Лишь только из-за холма показались крытые соломой крыши, Зденко сорвался и побежал со всех ног; поэтому Симон не удивился, когда увидел, что по обочинам дороги их встречает молчаливая толпа — женщины в накинутых на голову белых платках, старухи и дети. Все они молчали и расступались, когда бурая мохнатая лошадка со своей ужасной ношей приближалась к ним.
Мягко стуча подковками по земле, лошадь вошла во двор михеева дома — старуха уже стояла на пороге; молчаливая белая фигура со слепыми сморщенными веками. Но она повернула голову на звук с той безошибочной точностью, какая дается людям, живущим во тьме долгие годы — или обладающим внутренним зрением.
— Это Ядзя? — спокойно спросила она. Михей кивнул — она не могла этого видеть, и все же сказала:
— Тогда несите ее в дом.
Сама она посторонилась, пропуская Михея, который уже поднимался на крыльцо со своей беспомощной ношей.
— Ее нужно переодеть, — сказала она, — запали свечу, Михей.
Михей внес мертвую Ядзю в дом, остальные молча сгрудились у порога. Старуха было двинулась следом, потом обернулась, поглядев своими слепыми глазами на Симона.
— Это ты, чужеземец? — спросила она.
— Да, — ответил Симон.
— Ты нашел Ядзю?
— Да.
— Знаешь, что с ней?
— Нет… — неуверенно ответил Симон, — полагаю, что задрал волк… но…
— Волк? — сурово спросила старуха. — Нечего наговаривать на безвинную тварь. Волк пришел ее оплакать. Ядзю погубил не волк — вурдалак. Ты ведь все искал вурдалаков, чужеземец? Так вот он — погляди, что он сделал с ней.
— Я не верю в вурдалаков, — устало сказал Симон.

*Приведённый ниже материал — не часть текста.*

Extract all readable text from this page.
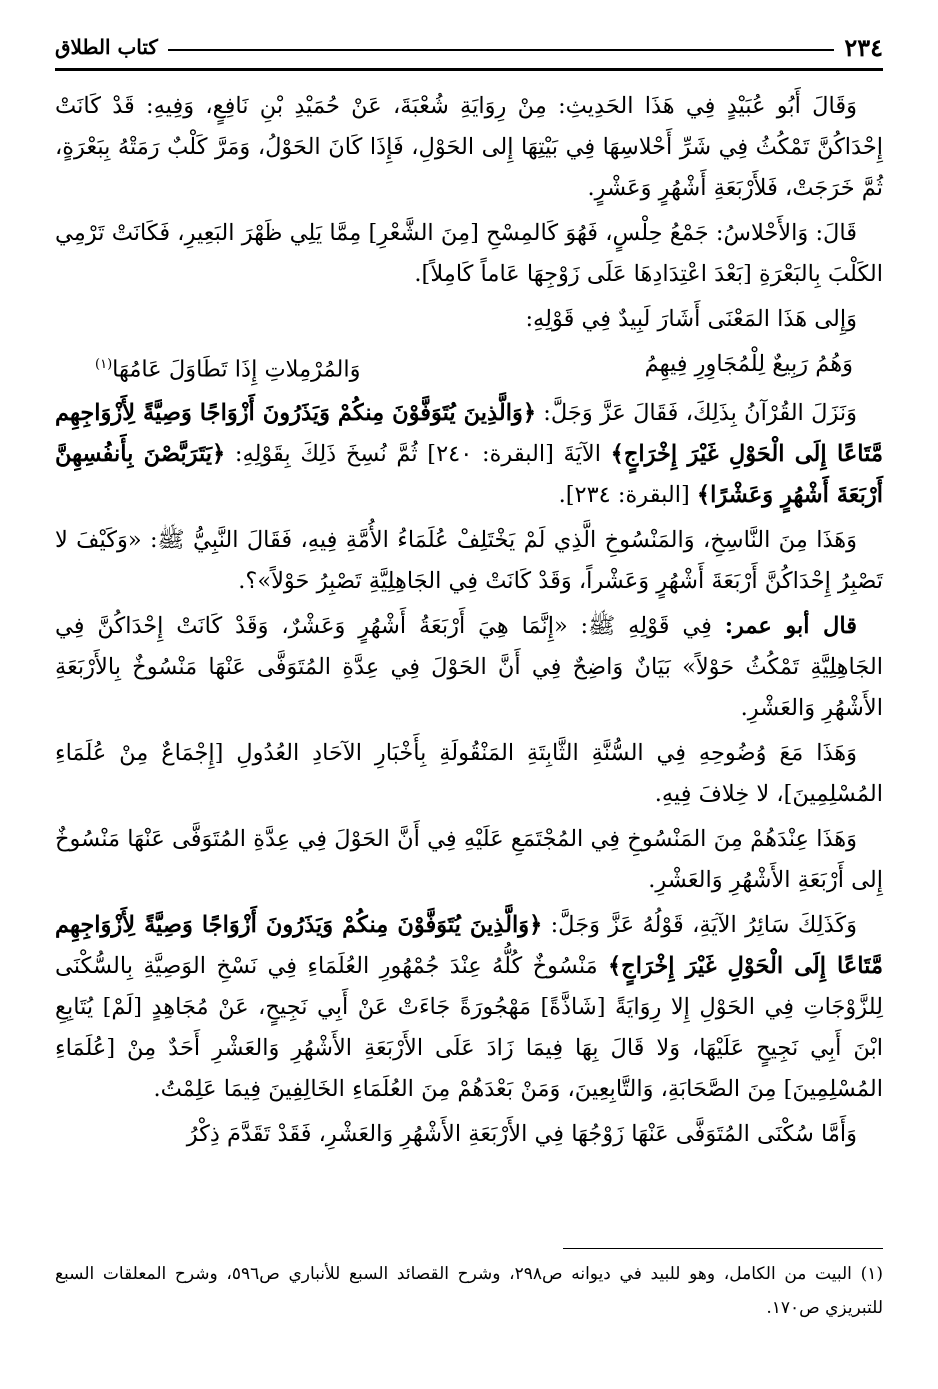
٢٣٤
كتاب الطلاق

وَقَالَ أَبُو عُبَيْدٍ فِي هَذَا الحَدِيثِ: مِنْ رِوَايَةِ شُعْبَةَ، عَنْ حُمَيْدِ بْنِ نَافِعٍ، وَفِيهِ: قَدْ كَانَتْ إِحْدَاكُنَّ تَمْكُثُ فِي شَرِّ أَحْلاسِهَا فِي بَيْتِهَا إِلى الحَوْلِ، فَإِذَا كَانَ الحَوْلُ، وَمَرَّ كَلْبٌ رَمَتْهُ بِبَعْرَةٍ، ثُمَّ خَرَجَتْ، فَلأَرْبَعَةِ أَشْهُرٍ وَعَشْرٍ.

قَالَ: وَالأَحْلاسُ: جَمْعُ حِلْسٍ، فَهُوَ كَالمِسْحِ [مِنَ الشَّعْرِ] مِمَّا يَلِي ظَهْرَ البَعِيرِ، فَكَانَتْ تَرْمِي الكَلْبَ بِالبَعْرَةِ [بَعْدَ اعْتِدَادِهَا عَلَى زَوْجِهَا عَاماً كَامِلاً].

وَإِلى هَذَا المَعْنَى أَشَارَ لَبِيدٌ فِي قَوْلِهِ:

وَهُمُ رَبِيعٌ لِلْمُجَاوِرِ فِيهِمُ
وَالمُرْمِلاتِ إِذَا تَطَاوَلَ عَامُهَا$^{(١)}$

وَنَزَلَ القُرْآنُ بِذَلِكَ، فَقَالَ عَزَّ وَجَلَّ: ﴿وَالَّذِينَ يُتَوَفَّوْنَ مِنكُمْ وَيَذَرُونَ أَزْوَاجًا وَصِيَّةً لِأَزْوَاجِهِم مَّتَاعًا إِلَى الْحَوْلِ غَيْرَ إِخْرَاجٍ﴾ الآيَةَ [البقرة: ٢٤٠] ثُمَّ نُسِخَ ذَلِكَ بِقَوْلِهِ: ﴿يَتَرَبَّصْنَ بِأَنفُسِهِنَّ أَرْبَعَةَ أَشْهُرٍ وَعَشْرًا﴾ [البقرة: ٢٣٤].

وَهَذَا مِنَ النَّاسِخِ، وَالمَنْسُوخِ الَّذِي لَمْ يَخْتَلِفْ عُلَمَاءُ الأُمَّةِ فِيهِ، فَقَالَ النَّبِيُّ ﷺ: «وَكَيْفَ لا تَصْبِرُ إِحْدَاكُنَّ أَرْبَعَةَ أَشْهُرٍ وَعَشْراً، وَقَدْ كَانَتْ فِي الجَاهِلِيَّةِ تَصْبِرُ حَوْلاً»؟.

قال أبو عمر: فِي قَوْلِهِ ﷺ: «إِنَّمَا هِيَ أَرْبَعَةُ أَشْهُرٍ وَعَشْرٌ، وَقَدْ كَانَتْ إِحْدَاكُنَّ فِي الجَاهِلِيَّةِ تَمْكُثُ حَوْلاً» بَيَانٌ وَاضِحٌ فِي أَنَّ الحَوْلَ فِي عِدَّةِ المُتَوَفَّى عَنْهَا مَنْسُوخٌ بِالأَرْبَعَةِ الأَشْهُرِ وَالعَشْرِ.

وَهَذَا مَعَ وُضُوحِهِ فِي السُّنَّةِ الثَّابِتَةِ المَنْقُولَةِ بِأَخْبَارِ الآحَادِ العُدُولِ [إِجْمَاعٌ مِنْ عُلَمَاءِ المُسْلِمِينَ]، لا خِلافَ فِيهِ.

وَهَذَا عِنْدَهُمْ مِنَ المَنْسُوخِ فِي المُجْتَمَعِ عَلَيْهِ فِي أَنَّ الحَوْلَ فِي عِدَّةِ المُتَوَفَّى عَنْهَا مَنْسُوخٌ إِلى أَرْبَعَةِ الأَشْهُرِ وَالعَشْرِ.

وَكَذَلِكَ سَائِرُ الآيَةِ، قَوْلُهُ عَزَّ وَجَلَّ: ﴿وَالَّذِينَ يُتَوَفَّوْنَ مِنكُمْ وَيَذَرُونَ أَزْوَاجًا وَصِيَّةً لِأَزْوَاجِهِم مَّتَاعًا إِلَى الْحَوْلِ غَيْرَ إِخْرَاجٍ﴾ مَنْسُوخٌ كُلُّهُ عِنْدَ جُمْهُورِ العُلَمَاءِ فِي نَسْخِ الوَصِيَّةِ بِالسُّكْنَى لِلزَّوْجَاتِ فِي الحَوْلِ إِلا رِوَايَةً [شَاذَّةً] مَهْجُورَةً جَاءَتْ عَنْ أَبِي نَجِيحٍ، عَنْ مُجَاهِدٍ [لَمْ] يُتَابِعِ ابْنَ أَبِي نَجِيحٍ عَلَيْهَا، وَلا قَالَ بِهَا فِيمَا زَادَ عَلَى الأَرْبَعَةِ الأَشْهُرِ وَالعَشْرِ أَحَدٌ مِنْ [عُلَمَاءِ المُسْلِمِينَ] مِنَ الصَّحَابَةِ، وَالتَّابِعِينَ، وَمَنْ بَعْدَهُمْ مِنَ العُلَمَاءِ الخَالِفِينَ فِيمَا عَلِمْتُ.

وَأَمَّا سُكْنَى المُتَوَفَّى عَنْهَا زَوْجُهَا فِي الأَرْبَعَةِ الأَشْهُرِ وَالعَشْرِ، فَقَدْ تَقَدَّمَ ذِكْرُ

(١) البيت من الكامل، وهو للبيد في ديوانه ص٢٩٨، وشرح القصائد السبع للأنباري ص٥٩٦، وشرح المعلقات السبع للتبريزي ص١٧٠.
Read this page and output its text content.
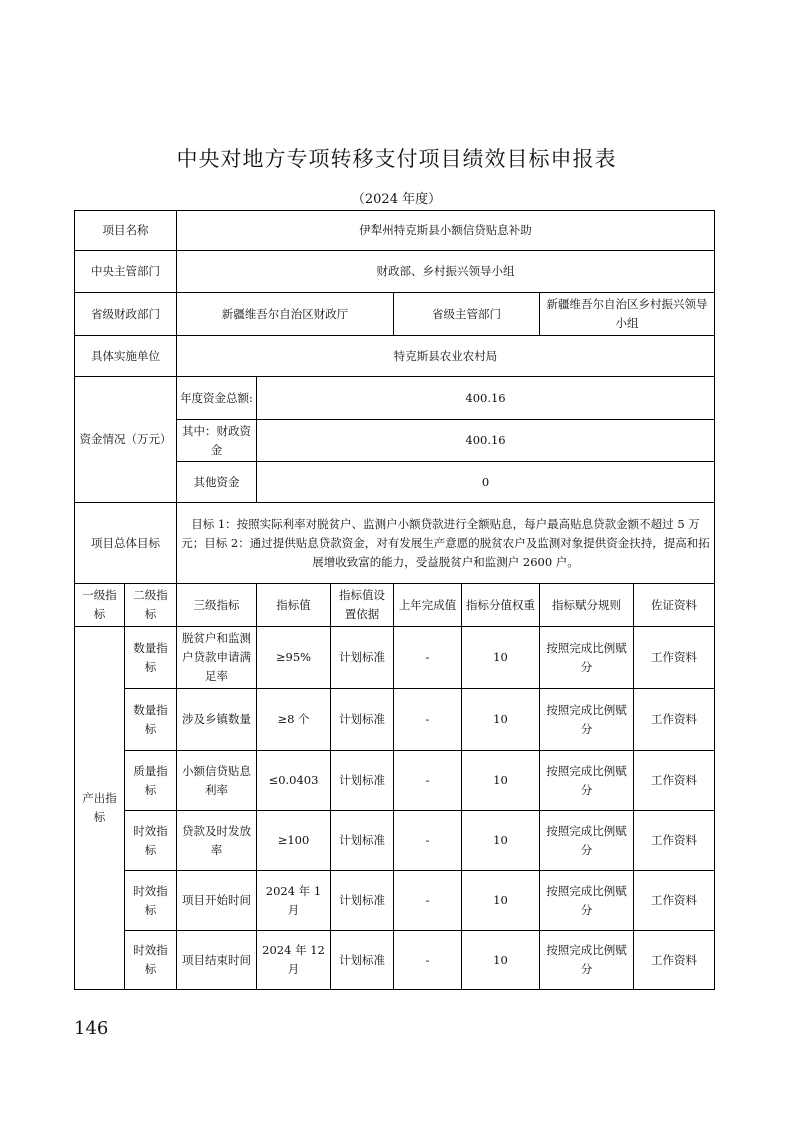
中央对地方专项转移支付项目绩效目标申报表
（2024 年度）
项目名称		伊犁州特克斯县小额信贷贴息补助						
中央主管部门		财政部、乡村振兴领导小组						
省级财政部门		新疆维吾尔自治区财政厅			省级主管部门		新疆维吾尔自治区乡村振兴领导小组	
具体实施单位		特克斯县农业农村局						
资金情况（万元）		年度资金总额:	400.16					
		其中：财政资金	400.16					
		其他资金	0					
项目总体目标		目标 1：按照实际利率对脱贫户、监测户小额贷款进行全额贴息，每户最高贴息贷款金额不超过 5 万元；目标 2：通过提供贴息贷款资金，对有发展生产意愿的脱贫农户及监测对象提供资金扶持，提高和拓展增收致富的能力，受益脱贫户和监测户 2600 户。						
一级指标	二级指标	三级指标	指标值	指标值设置依据	上年完成值	指标分值权重	指标赋分规则	佐证资料
产出指标	数量指标	脱贫户和监测户贷款申请满足率	≥95%	计划标准	-	10	按照完成比例赋分	工作资料
	数量指标	涉及乡镇数量	≥8 个	计划标准	-	10	按照完成比例赋分	工作资料
	质量指标	小额信贷贴息利率	≤0.0403	计划标准	-	10	按照完成比例赋分	工作资料
	时效指标	贷款及时发放率	≥100	计划标准	-	10	按照完成比例赋分	工作资料
	时效指标	项目开始时间	2024 年 1 月	计划标准	-	10	按照完成比例赋分	工作资料
	时效指标	项目结束时间	2024 年 12 月	计划标准	-	10	按照完成比例赋分	工作资料
146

— А зря. Ты не веришь в тьму? Человек становится упырем, когда ему непосильно нести свое, человеческое бремя. Вот он и выбирает себе судьбу полегче.
— Полегче? — переспросил Симон.
— Упырь творит зло, потому что иначе не может — как ветер не может не дуть, — он не ведает ни сомнений, ни угрызений совести.
— Что-то в этом есть, пожалуй, — согласился Симон. — А каков он с виду?
— С виду, — сурово сказала старуха, — он страшен.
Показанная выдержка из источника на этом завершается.